In base a come funzioni il mana in un mondo di finzione, oggetti e creature che si nutrono di esso potrebbero ridurne la disponibilità magica in una determinata area, cosa che potrebbe portare a divertenti implicazioni.

Ma l’effetto più importante dell’entropia sulla magia è che la sua energia è ancora più preziosa: ad ogni trasformazione, infatti, viene dissipata, che sia per il passaggio dal metabolismo umano a una riserva magica, dall’ambiente circostante agli incantesimi stessi.
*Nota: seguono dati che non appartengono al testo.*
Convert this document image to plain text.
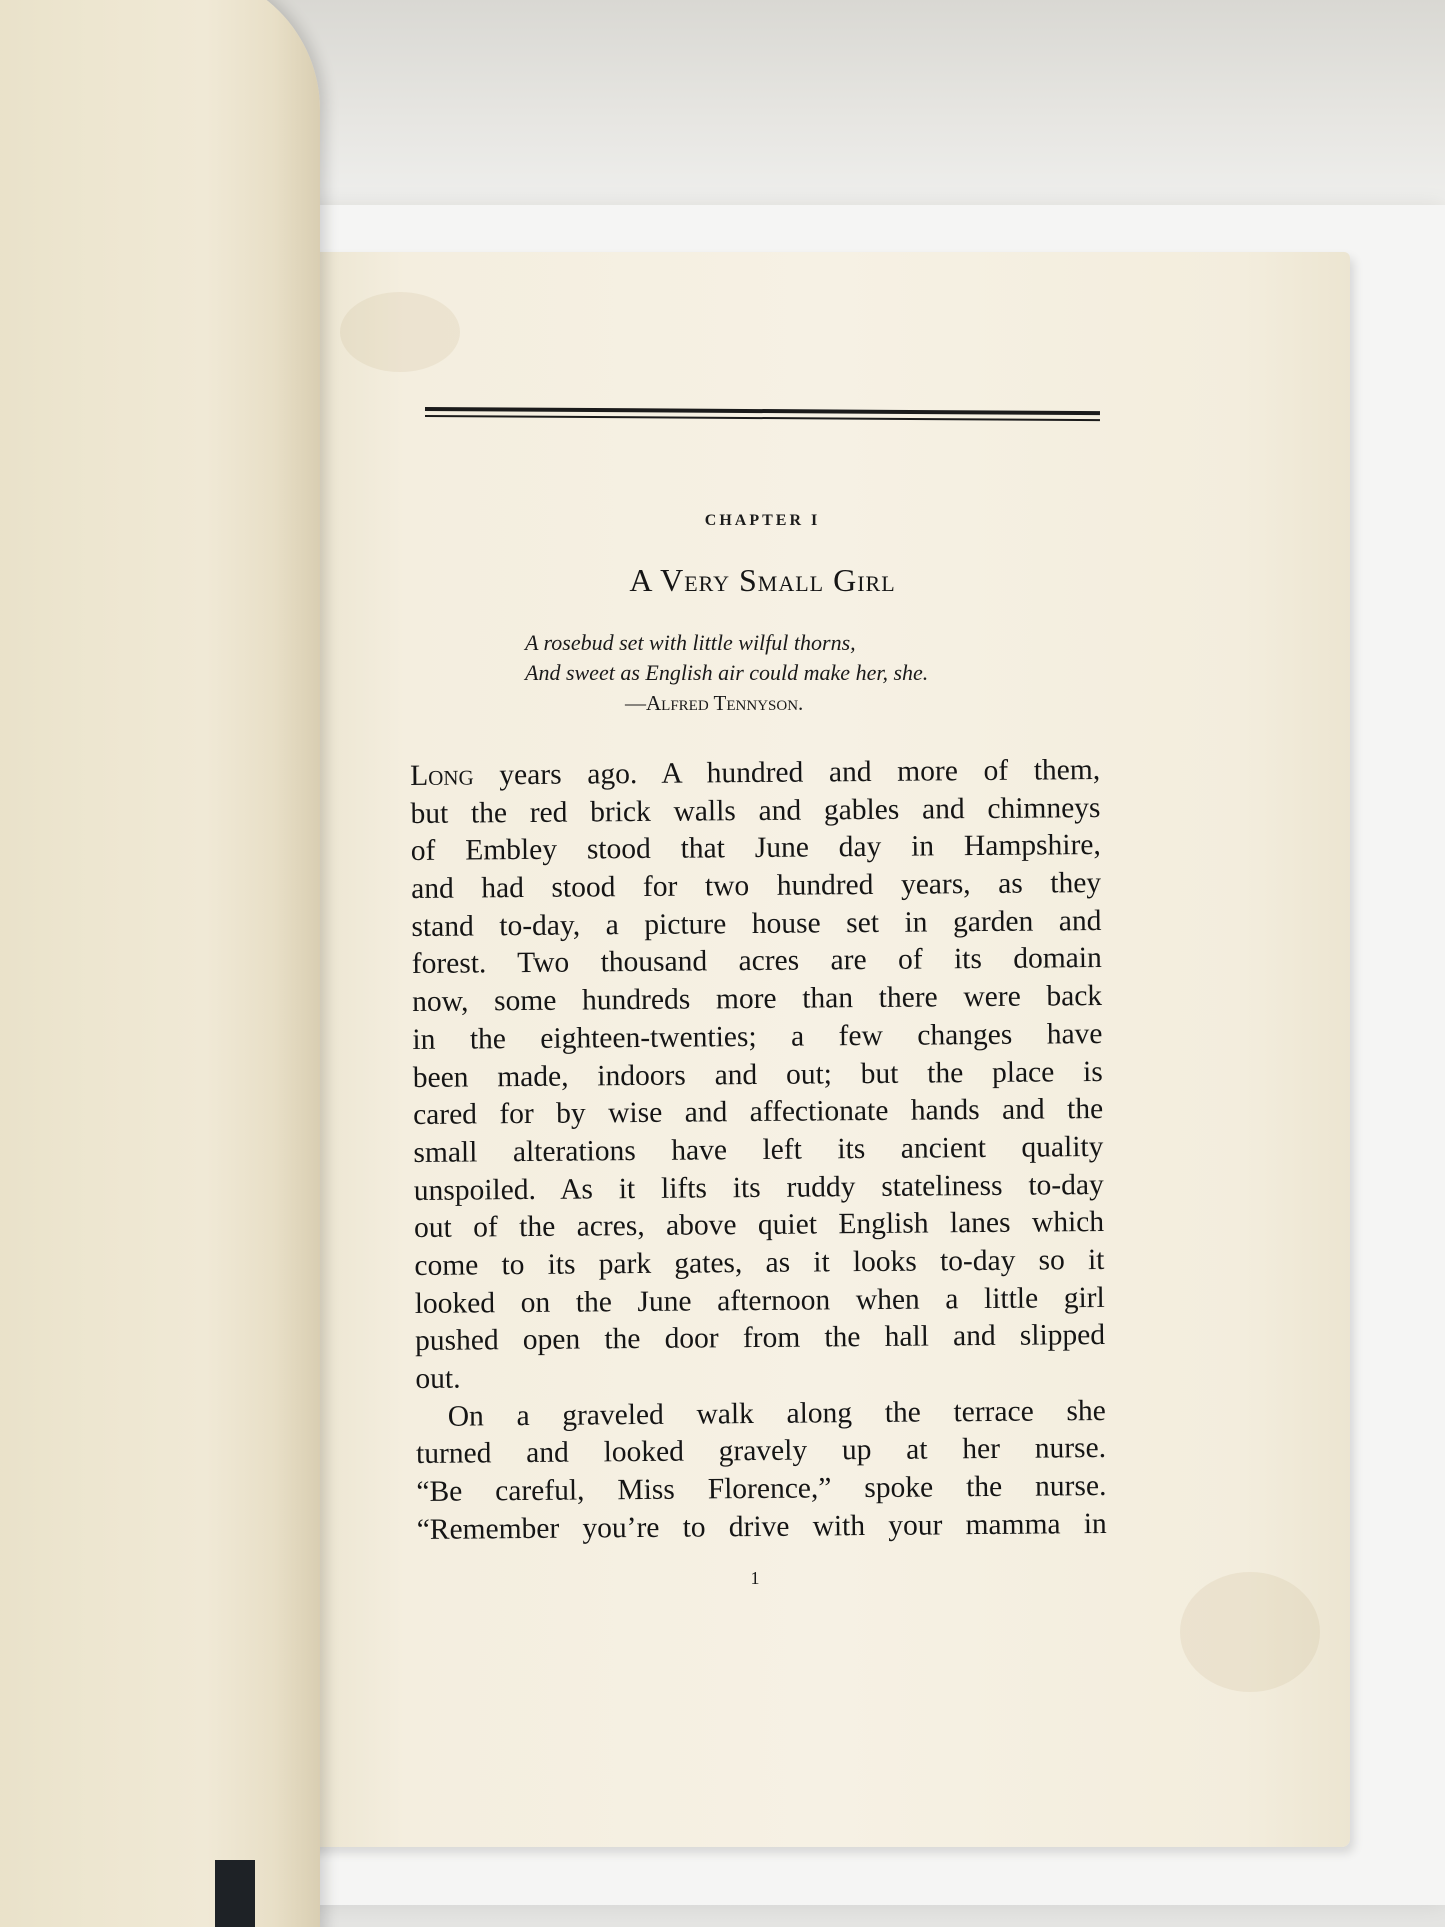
CHAPTER I
A Very Small Girl
A rosebud set with little wilful thorns,
And sweet as English air could make her, she.
—Alfred Tennyson.
Long years ago. A hundred and more of them,
but the red brick walls and gables and chimneys
of Embley stood that June day in Hampshire,
and had stood for two hundred years, as they
stand to-day, a picture house set in garden and
forest. Two thousand acres are of its domain
now, some hundreds more than there were back
in the eighteen-twenties; a few changes have
been made, indoors and out; but the place is
cared for by wise and affectionate hands and the
small alterations have left its ancient quality
unspoiled. As it lifts its ruddy stateliness to-day
out of the acres, above quiet English lanes which
come to its park gates, as it looks to-day so it
looked on the June afternoon when a little girl
pushed open the door from the hall and slipped
out.
On a graveled walk along the terrace she
turned and looked gravely up at her nurse.
“Be careful, Miss Florence,” spoke the nurse.
“Remember you’re to drive with your mamma in
1
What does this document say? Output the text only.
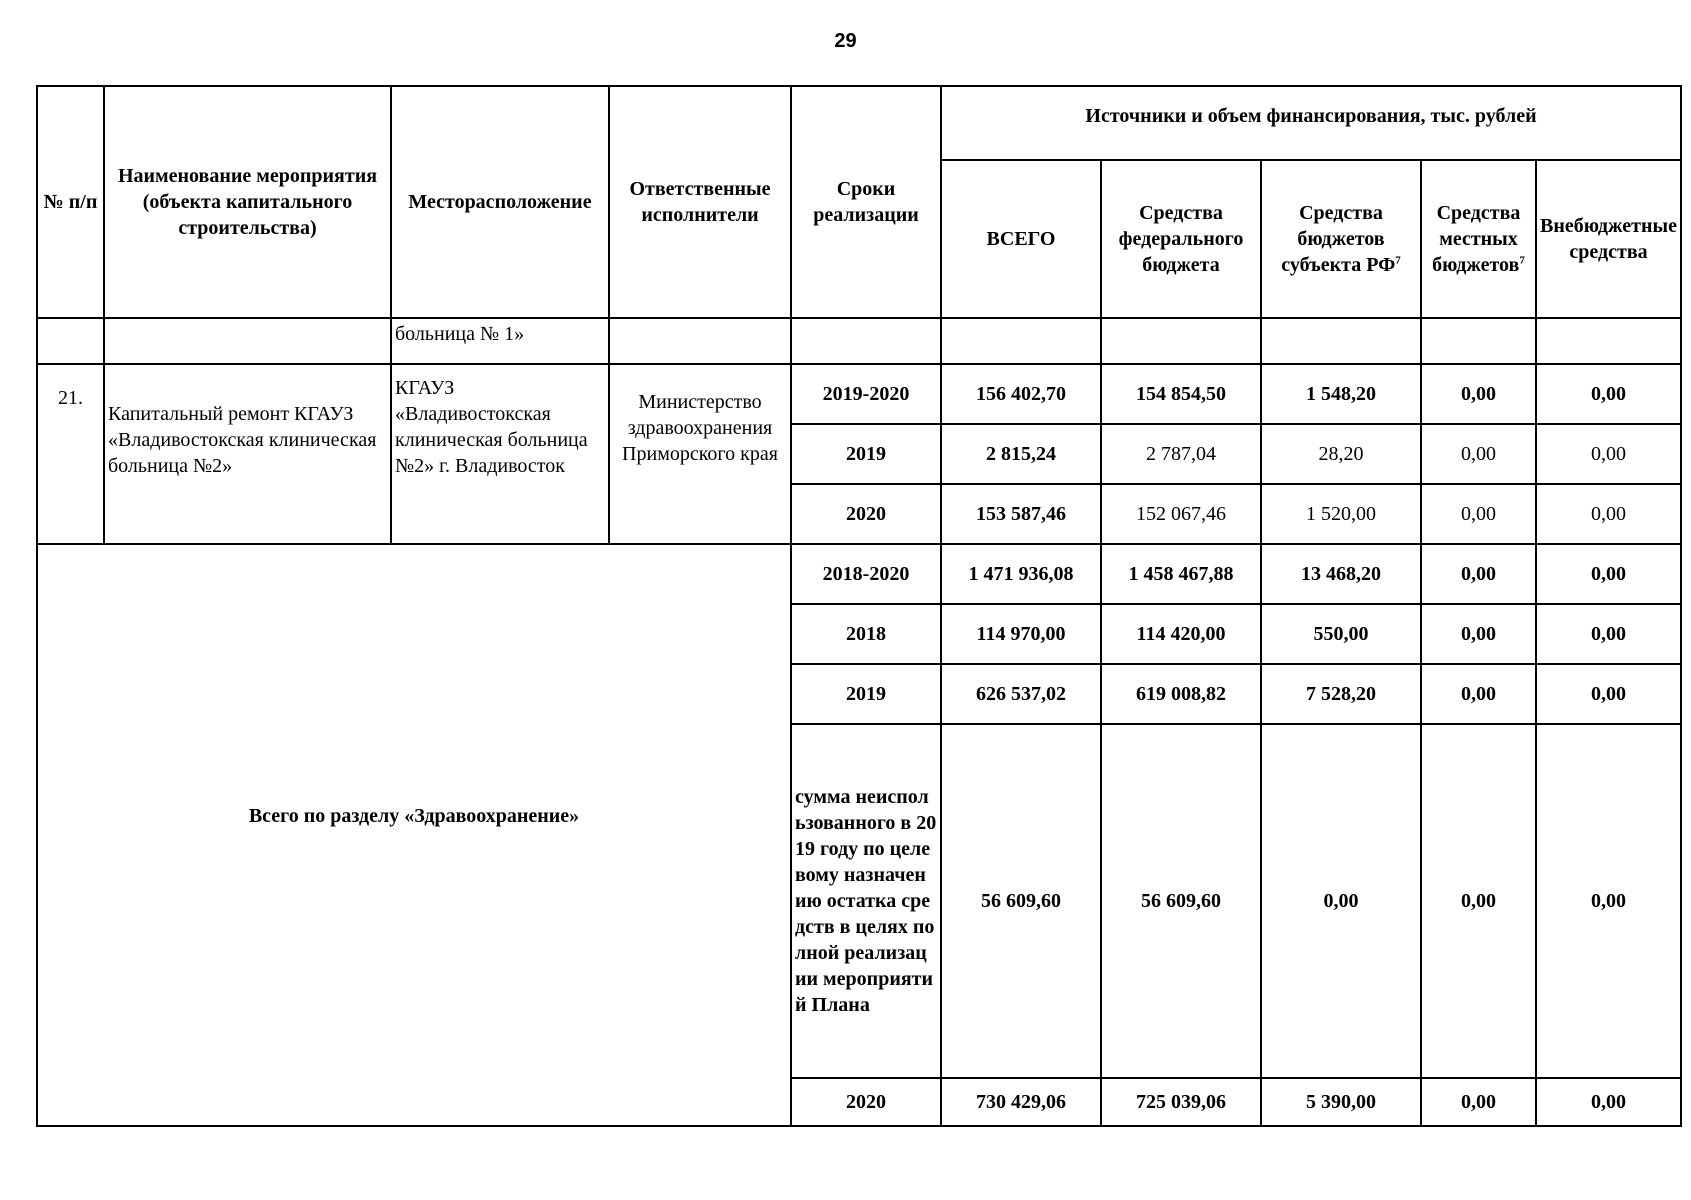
29
№ п/п	Наименование мероприятия (объекта капитального строительства)	Месторасположение	Ответственные исполнители	Сроки реализации	Источники и объем финансирования, тыс. рублей				
					ВСЕГО	Средства федерального бюджета	Средства бюджетов субъекта $РФ^7$	Средства местных бюджетов$^7$	Внебюджетные средства
		больница № 1»							
21.	Капитальный ремонт КГАУЗ «Владивостокская клиническая больница №2»	КГАУЗ «Владивостокская клиническая больница №2» г. Владивосток	Министерство здравоохранения Приморского края	2019-2020	156 402,70	154 854,50	1 548,20	0,00	0,00
				2019	2 815,24	2 787,04	28,20	0,00	0,00
				2020	153 587,46	152 067,46	1 520,00	0,00	0,00
Всего по разделу «Здравоохранение»				2018-2020	1 471 936,08	1 458 467,88	13 468,20	0,00	0,00
				2018	114 970,00	114 420,00	550,00	0,00	0,00
				2019	626 537,02	619 008,82	7 528,20	0,00	0,00
				сумма неиспользованного в 2019 году по целевому назначению остатка средств в целях полной реализации мероприятий Плана	56 609,60	56 609,60	0,00	0,00	0,00
				2020	730 429,06	725 039,06	5 390,00	0,00	0,00
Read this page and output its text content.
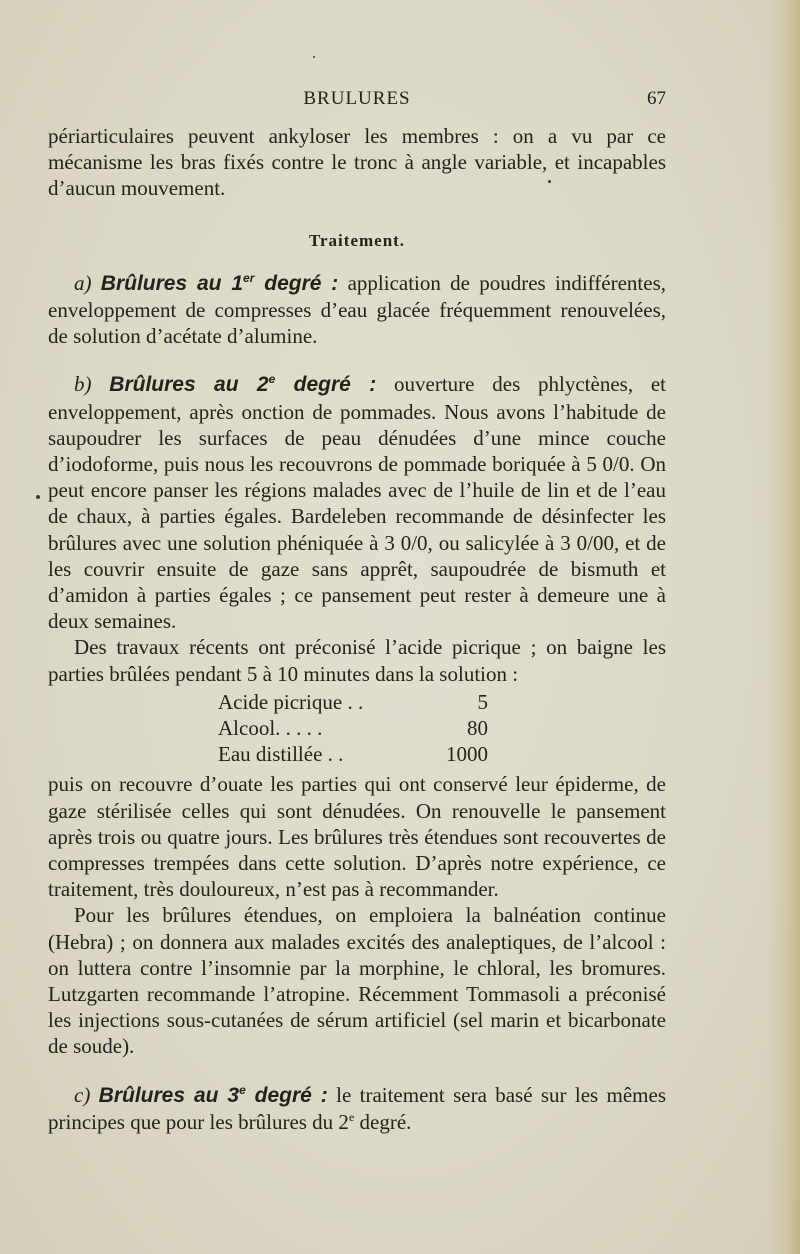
BRULURES	67

périarticulaires peuvent ankyloser les membres : on a vu par ce mécanisme les bras fixés contre le tronc à angle variable, et incapables d’aucun mouvement.

Traitement.

a) Brûlures au 1er degré : application de poudres indifférentes, enveloppement de compresses d’eau glacée fréquemment renouvelées, de solution d’acétate d’alumine.

b) Brûlures au 2e degré : ouverture des phlyctènes, et enveloppement, après onction de pommades. Nous avons l’habitude de saupoudrer les surfaces de peau dénudées d’une mince couche d’iodoforme, puis nous les recouvrons de pommade boriquée à 5 0/0. On peut encore panser les régions malades avec de l’huile de lin et de l’eau de chaux, à parties égales. Bardeleben recommande de désinfecter les brûlures avec une solution phéniquée à 3 0/0, ou salicylée à 3 0/00, et de les couvrir ensuite de gaze sans apprêt, saupoudrée de bismuth et d’amidon à parties égales ; ce pansement peut rester à demeure une à deux semaines.

Des travaux récents ont préconisé l’acide picrique ; on baigne les parties brûlées pendant 5 à 10 minutes dans la solution :

Acide picrique . .	5
Alcool. . . . .	80
Eau distillée . .	1000

puis on recouvre d’ouate les parties qui ont conservé leur épiderme, de gaze stérilisée celles qui sont dénudées. On renouvelle le pansement après trois ou quatre jours. Les brûlures très étendues sont recouvertes de compresses trempées dans cette solution. D’après notre expérience, ce traitement, très douloureux, n’est pas à recommander.

Pour les brûlures étendues, on emploiera la balnéation continue (Hebra) ; on donnera aux malades excités des analeptiques, de l’alcool : on luttera contre l’insomnie par la morphine, le chloral, les bromures. Lutzgarten recommande l’atropine. Récemment Tommasoli a préconisé les injections sous-cutanées de sérum artificiel (sel marin et bicarbonate de soude).

c) Brûlures au 3e degré : le traitement sera basé sur les mêmes principes que pour les brûlures du 2e degré.
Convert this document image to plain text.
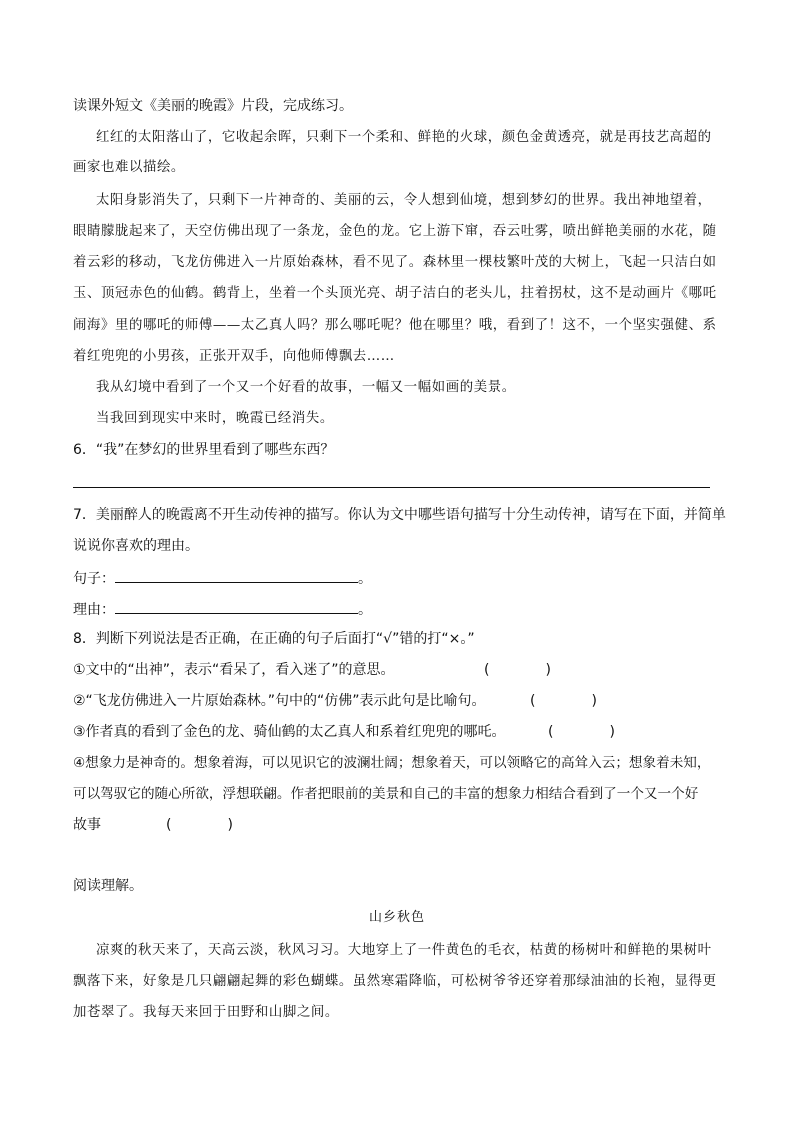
读课外短文《美丽的晚霞》片段，完成练习。
红红的太阳落山了，它收起余晖，只剩下一个柔和、鲜艳的火球，颜色金黄透亮，就是再技艺高超的
画家也难以描绘。
太阳身影消失了，只剩下一片神奇的、美丽的云，令人想到仙境，想到梦幻的世界。我出神地望着，
眼睛朦胧起来了，天空仿佛出现了一条龙，金色的龙。它上游下窜，吞云吐雾，喷出鲜艳美丽的水花，随
着云彩的移动，飞龙仿佛进入一片原始森林，看不见了。森林里一棵枝繁叶茂的大树上，飞起一只洁白如
玉、顶冠赤色的仙鹤。鹤背上，坐着一个头顶光亮、胡子洁白的老头儿，拄着拐杖，这不是动画片《哪吒
闹海》里的哪吒的师傅——太乙真人吗？那么哪吒呢？他在哪里？哦，看到了！这不，一个坚实强健、系
着红兜兜的小男孩，正张开双手，向他师傅飘去……
我从幻境中看到了一个又一个好看的故事，一幅又一幅如画的美景。
当我回到现实中来时，晚霞已经消失。
6．“我”在梦幻的世界里看到了哪些东西？
7．美丽醉人的晚霞离不开生动传神的描写。你认为文中哪些语句描写十分生动传神，请写在下面，并简单
说说你喜欢的理由。
句子：	。
理由：	。
8．判断下列说法是否正确，在正确的句子后面打“√”错的打“×。”
①文中的“出神”，表示“看呆了，看入迷了”的意思。	(　　　　)
②“飞龙仿佛进入一片原始森林。”句中的“仿佛”表示此句是比喻句。	(　　　　)
③作者真的看到了金色的龙、骑仙鹤的太乙真人和系着红兜兜的哪吒。	(　　　　)
④想象力是神奇的。想象着海，可以见识它的波澜壮阔；想象着天，可以领略它的高耸入云；想象着未知，
可以驾驭它的随心所欲，浮想联翩。作者把眼前的美景和自己的丰富的想象力相结合看到了一个又一个好
故事	(　　　　)
阅读理解。
山乡秋色
凉爽的秋天来了，天高云淡，秋风习习。大地穿上了一件黄色的毛衣，枯黄的杨树叶和鲜艳的果树叶
飘落下来，好象是几只翩翩起舞的彩色蝴蝶。虽然寒霜降临，可松树爷爷还穿着那绿油油的长袍，显得更
加苍翠了。我每天来回于田野和山脚之间。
Gli incantesimi poi dovrebbero, se possibile, agire in maniera estremamente diretta: sollevare un masso, per esempio, dovrebbe evitare di richiedere l’apertura di un portale sul piano elementale dell’aria per manifestare una corrente ascensionale (anche se può darsi che un mero sollevamento non sia poi così facile da ottenere… ma ne parleremo oltre!).
Alla stessa maniera, una palla di fuoco potrebbe essere ottenuta separando ossigeno e idrogeno nel vapore acqueo presente nell’aria, spezzando i loro legami tra loro e ottenendo, per ricombinazione, un effetto esplosivo… ma questo richiederebbe un enorme dispendio di energia.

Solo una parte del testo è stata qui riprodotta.